GitOps pillar 2 - Observability

Observability in its simplest is the property of a system that is observable. But it is also shorthand for getting your monitoring tracing and visualization right.

“If your system is not visible you will not be able to see what is happening when something does go wrong.”

Observability in GitOps and deployment can really be boiled down to a great statement from John Arundel.

You need to have observability at a service level. Meaning anything from UX down to deep diagnostics.

You have to integrate your GitOps pipeline with your tools to observe things. If you do a service push you need to be able to observe the error rate, for example, as it is happening. And the more you adopt policies like canaries and staged deployments, the more important it becomes to see the stage's impact on the system early.

"This is ultimately how you gain confidence in your system and how you are able to go faster and faster to being able to have many deployments on your system a day. "  Alexis Richardson

GitOps pillar 3 - Control

Control is the counterpart of observability and goes back to the principle of GitOps, which is to control your system through git, allowing you to have a consistent and correct running system relative to your desired state.

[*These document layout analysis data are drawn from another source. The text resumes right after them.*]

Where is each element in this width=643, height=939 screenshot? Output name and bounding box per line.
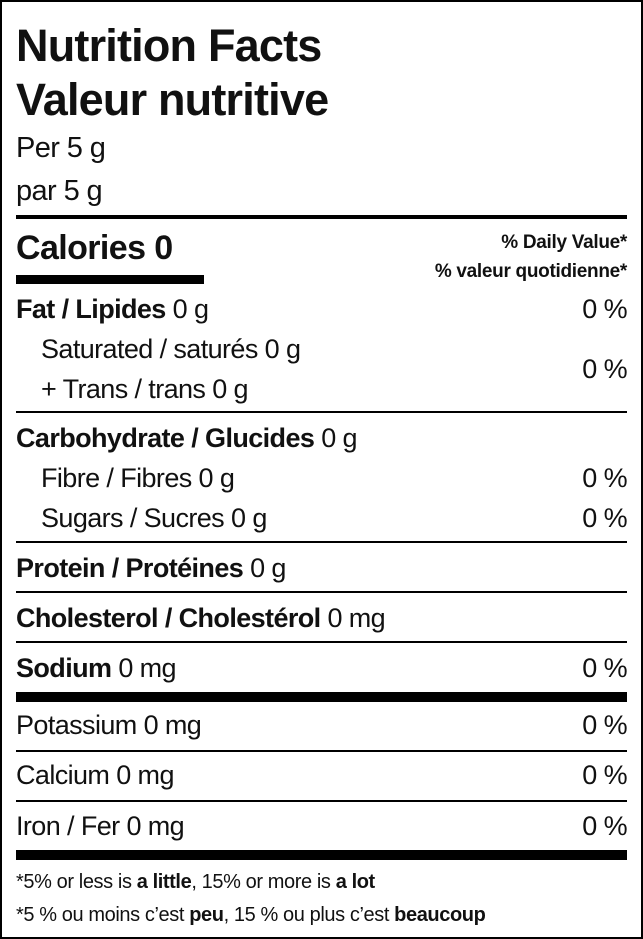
divider-thick [16,692,627,702]
row-protein: Protein / Protéines 0 g [16,553,286,583]
calories-value: 0 [154,229,173,267]
footnote-en: *5% or less is a little, 15% or more is … [16,871,375,893]
divider [16,800,627,802]
dv-saturated-trans: 0 % [582,354,627,384]
divider-thick [16,215,627,219]
dv-sodium: 0 % [582,653,627,683]
row-sodium: Sodium 0 mg [16,653,177,683]
row-cholesterol: Cholesterol / Cholestérol 0 mg [16,603,386,633]
dv-fat: 0 % [582,294,627,324]
divider [16,411,627,413]
row-calcium: Calcium 0 mg [16,760,174,790]
title-fr: Valeur nutritive [16,74,329,125]
footnote-fr: *5 % ou moins c’est peu, 15 % ou plus c’… [16,904,486,926]
row-trans: + Trans / trans 0 g [41,374,249,404]
serving-size-fr: par 5 g [16,175,103,207]
divider-thick [16,850,627,860]
title-en: Nutrition Facts [16,20,322,71]
row-iron: Iron / Fer 0 mg [16,811,185,841]
serving-size-en: Per 5 g [16,132,106,164]
calories-bar [16,275,204,284]
dv-potassium: 0 % [582,710,627,740]
row-fibre: Fibre / Fibres 0 g [41,463,235,493]
dv-iron: 0 % [582,811,627,841]
dv-header-en: % Daily Value* [501,232,627,253]
calories-line: Calories 0 [16,231,173,265]
divider [16,541,627,543]
dv-calcium: 0 % [582,760,627,790]
dv-fibre: 0 % [582,463,627,493]
row-fat: Fat / Lipides 0 g [16,294,209,324]
row-saturated: Saturated / saturés 0 g [41,334,301,364]
row-sugars: Sugars / Sucres 0 g [41,503,267,533]
divider [16,750,627,752]
calories-label: Calories [16,229,146,267]
dv-header-fr: % valeur quotidienne* [434,261,627,282]
row-carbohydrate: Carbohydrate / Glucides 0 g [16,423,358,453]
dv-sugars: 0 % [582,503,627,533]
row-potassium: Potassium 0 mg [16,710,202,740]
divider [16,591,627,593]
divider [16,641,627,643]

The more things we can describe using yamls the more efficiently we can run and control our system.

Control is convergence. Making sure the desired state and the observed state are the same.

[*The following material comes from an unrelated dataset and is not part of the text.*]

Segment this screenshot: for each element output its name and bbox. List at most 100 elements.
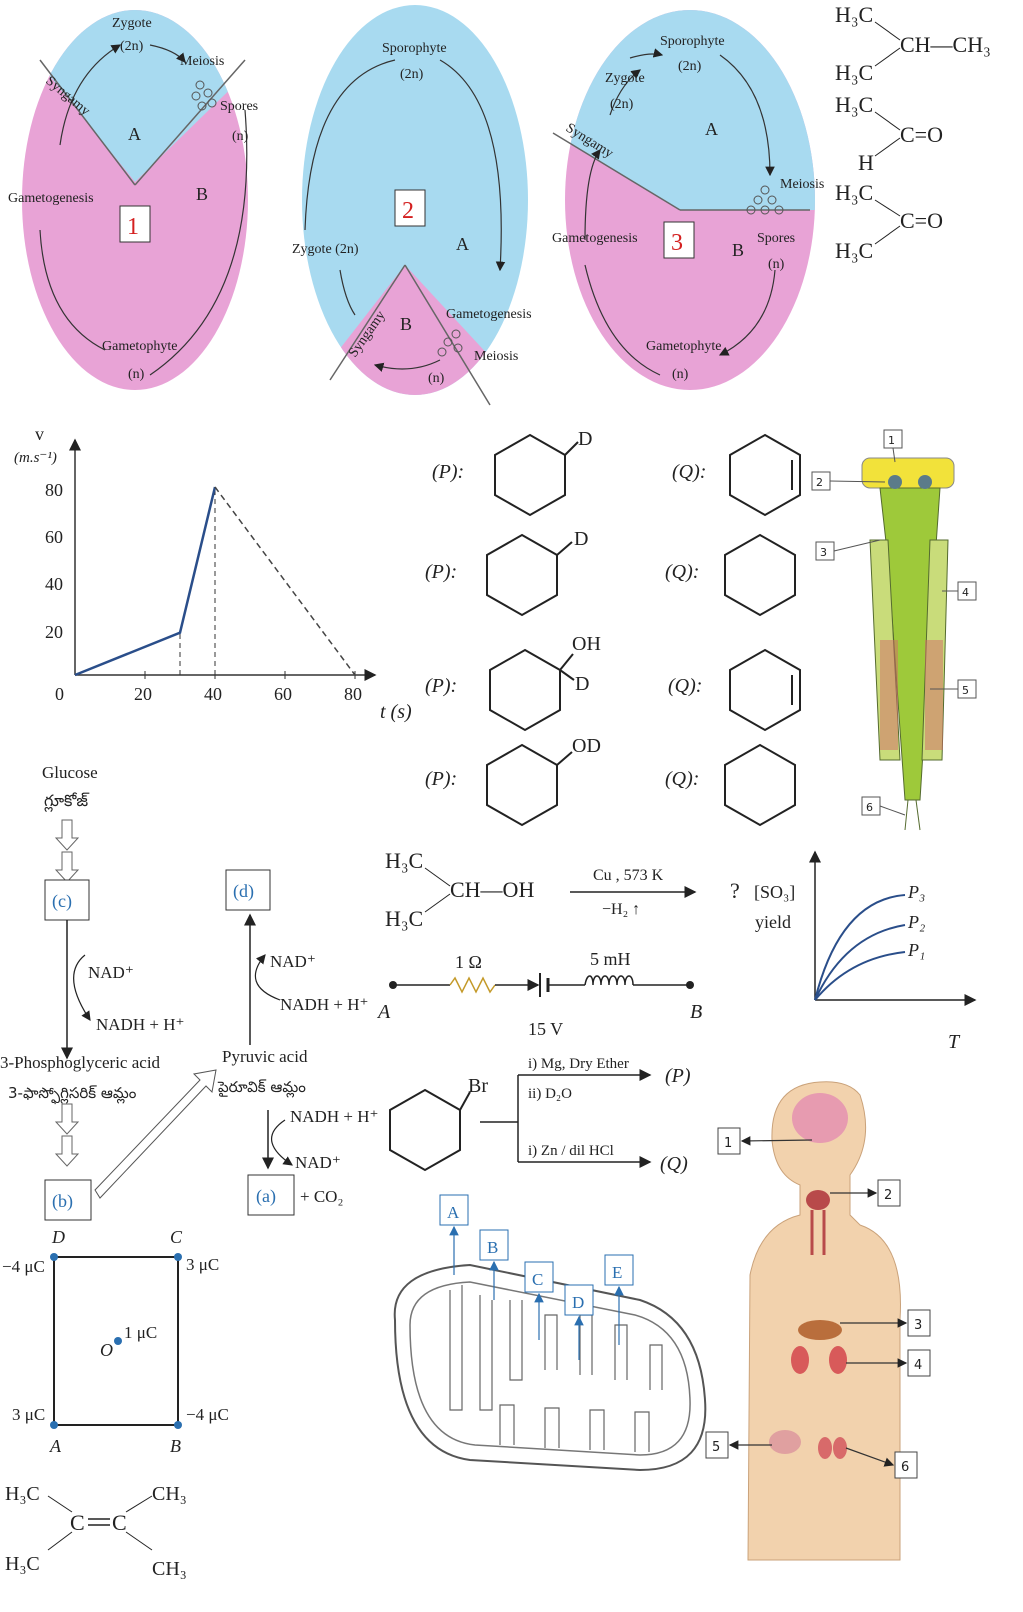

Diff and sync tools which have been mentioned throughout this blog are sometimes crude but very important tools we can use to control convergence.

Once you get the three pillars of GitOps working together, Pipelines, Observability and Control, you will be able to move towards multiple deployments a day drastically increasing productivity and lowering the barrier of entry for developers.

Wrapup

GitOps is the idea that git is the central point of truth for your entire system. It takes the concept of DevOps which is version controlling your config and moves towards version controlling absolutely everything. Using declarative infrastructure, which is infrastructure that can be described and reproduced by a set of true or false states, you can describe all your infrastructure using yaml files inside a git repository. GitOps uses three pillars to increase productivity in your system: pipelines, observability and control.

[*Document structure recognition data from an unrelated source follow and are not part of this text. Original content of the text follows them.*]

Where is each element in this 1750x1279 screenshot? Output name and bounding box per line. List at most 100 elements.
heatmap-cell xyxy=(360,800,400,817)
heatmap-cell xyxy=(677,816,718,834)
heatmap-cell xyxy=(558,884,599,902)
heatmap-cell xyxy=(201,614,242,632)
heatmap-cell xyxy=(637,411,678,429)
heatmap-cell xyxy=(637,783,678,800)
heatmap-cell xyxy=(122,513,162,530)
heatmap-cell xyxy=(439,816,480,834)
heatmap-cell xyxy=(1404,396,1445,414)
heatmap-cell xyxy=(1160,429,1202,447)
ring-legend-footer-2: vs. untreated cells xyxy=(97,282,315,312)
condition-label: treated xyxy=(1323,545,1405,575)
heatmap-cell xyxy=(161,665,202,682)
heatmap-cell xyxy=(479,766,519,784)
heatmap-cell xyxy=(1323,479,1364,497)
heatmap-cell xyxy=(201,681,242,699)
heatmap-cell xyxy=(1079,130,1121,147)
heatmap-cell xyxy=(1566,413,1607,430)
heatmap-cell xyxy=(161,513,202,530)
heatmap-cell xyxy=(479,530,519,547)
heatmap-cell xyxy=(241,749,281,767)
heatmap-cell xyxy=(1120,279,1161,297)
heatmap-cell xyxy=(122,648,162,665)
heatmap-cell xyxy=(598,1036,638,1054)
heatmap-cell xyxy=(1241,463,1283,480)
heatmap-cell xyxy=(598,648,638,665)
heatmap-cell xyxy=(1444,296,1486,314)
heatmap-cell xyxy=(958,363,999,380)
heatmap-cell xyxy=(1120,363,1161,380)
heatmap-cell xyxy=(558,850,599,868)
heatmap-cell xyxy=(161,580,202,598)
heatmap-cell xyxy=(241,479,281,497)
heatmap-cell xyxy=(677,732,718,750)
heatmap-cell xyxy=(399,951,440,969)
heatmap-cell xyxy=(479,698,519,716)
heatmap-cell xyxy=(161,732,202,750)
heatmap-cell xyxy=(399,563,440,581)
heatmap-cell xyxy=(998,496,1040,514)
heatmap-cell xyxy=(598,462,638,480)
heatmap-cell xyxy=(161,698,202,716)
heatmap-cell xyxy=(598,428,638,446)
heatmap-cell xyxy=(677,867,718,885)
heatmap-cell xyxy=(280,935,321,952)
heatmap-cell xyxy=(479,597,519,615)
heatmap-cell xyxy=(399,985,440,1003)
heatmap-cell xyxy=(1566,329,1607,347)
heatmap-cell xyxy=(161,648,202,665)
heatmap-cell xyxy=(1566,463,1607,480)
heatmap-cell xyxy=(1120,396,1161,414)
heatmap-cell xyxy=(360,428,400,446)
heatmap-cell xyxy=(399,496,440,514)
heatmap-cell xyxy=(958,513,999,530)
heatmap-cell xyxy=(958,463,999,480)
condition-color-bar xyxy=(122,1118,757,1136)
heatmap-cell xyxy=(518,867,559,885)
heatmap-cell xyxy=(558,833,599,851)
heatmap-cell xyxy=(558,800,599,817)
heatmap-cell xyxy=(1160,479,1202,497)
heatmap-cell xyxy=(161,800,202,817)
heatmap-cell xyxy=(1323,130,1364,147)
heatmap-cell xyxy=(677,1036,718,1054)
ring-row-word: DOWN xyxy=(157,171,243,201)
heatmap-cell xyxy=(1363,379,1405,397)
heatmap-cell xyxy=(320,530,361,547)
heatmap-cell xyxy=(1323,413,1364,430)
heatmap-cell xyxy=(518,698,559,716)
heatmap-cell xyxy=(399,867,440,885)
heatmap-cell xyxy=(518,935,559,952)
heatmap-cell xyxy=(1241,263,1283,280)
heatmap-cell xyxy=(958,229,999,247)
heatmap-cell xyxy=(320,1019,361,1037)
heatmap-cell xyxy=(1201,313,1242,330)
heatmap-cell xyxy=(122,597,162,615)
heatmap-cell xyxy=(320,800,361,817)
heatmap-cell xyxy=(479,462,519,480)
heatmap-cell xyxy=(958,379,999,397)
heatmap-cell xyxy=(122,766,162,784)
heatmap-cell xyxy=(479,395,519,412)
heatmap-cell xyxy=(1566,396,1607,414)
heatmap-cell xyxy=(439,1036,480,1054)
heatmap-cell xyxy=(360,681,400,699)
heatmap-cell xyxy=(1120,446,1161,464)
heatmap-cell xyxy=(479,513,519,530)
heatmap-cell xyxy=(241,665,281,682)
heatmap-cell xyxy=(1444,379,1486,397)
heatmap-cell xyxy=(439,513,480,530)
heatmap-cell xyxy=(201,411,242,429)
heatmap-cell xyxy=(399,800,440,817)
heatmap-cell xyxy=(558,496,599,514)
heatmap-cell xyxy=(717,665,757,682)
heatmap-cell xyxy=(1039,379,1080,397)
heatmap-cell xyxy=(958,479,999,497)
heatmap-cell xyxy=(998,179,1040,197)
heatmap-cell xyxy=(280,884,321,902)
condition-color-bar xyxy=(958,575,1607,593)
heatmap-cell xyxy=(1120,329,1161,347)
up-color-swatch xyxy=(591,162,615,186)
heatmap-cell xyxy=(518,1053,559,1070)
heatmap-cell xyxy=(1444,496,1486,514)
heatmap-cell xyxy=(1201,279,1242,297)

Pipelines are then used to link up all your systems and operators to ensure that the observed state in the running system equals the desired state as described in git. Storing absolutely everything in git means you have to take extra care when storing secrets making sure they are encrypted using a public key and decrypted using a private key by the running state. Observability is shorthand monitoring and tracing your visualization right and could be boiled down to making sure you never accept a pull request unless you can observe the impact it will have. Finally control is the counterpart of observability and means convergence. Control can be achieved sometimes crudely by very effective tools like diffs which look at the current running state of the infrastructure and compare it to the desired state in git.

If there is a final statement to leave it is this.

Only what can be described and observed can be automated and controlled and accelerated.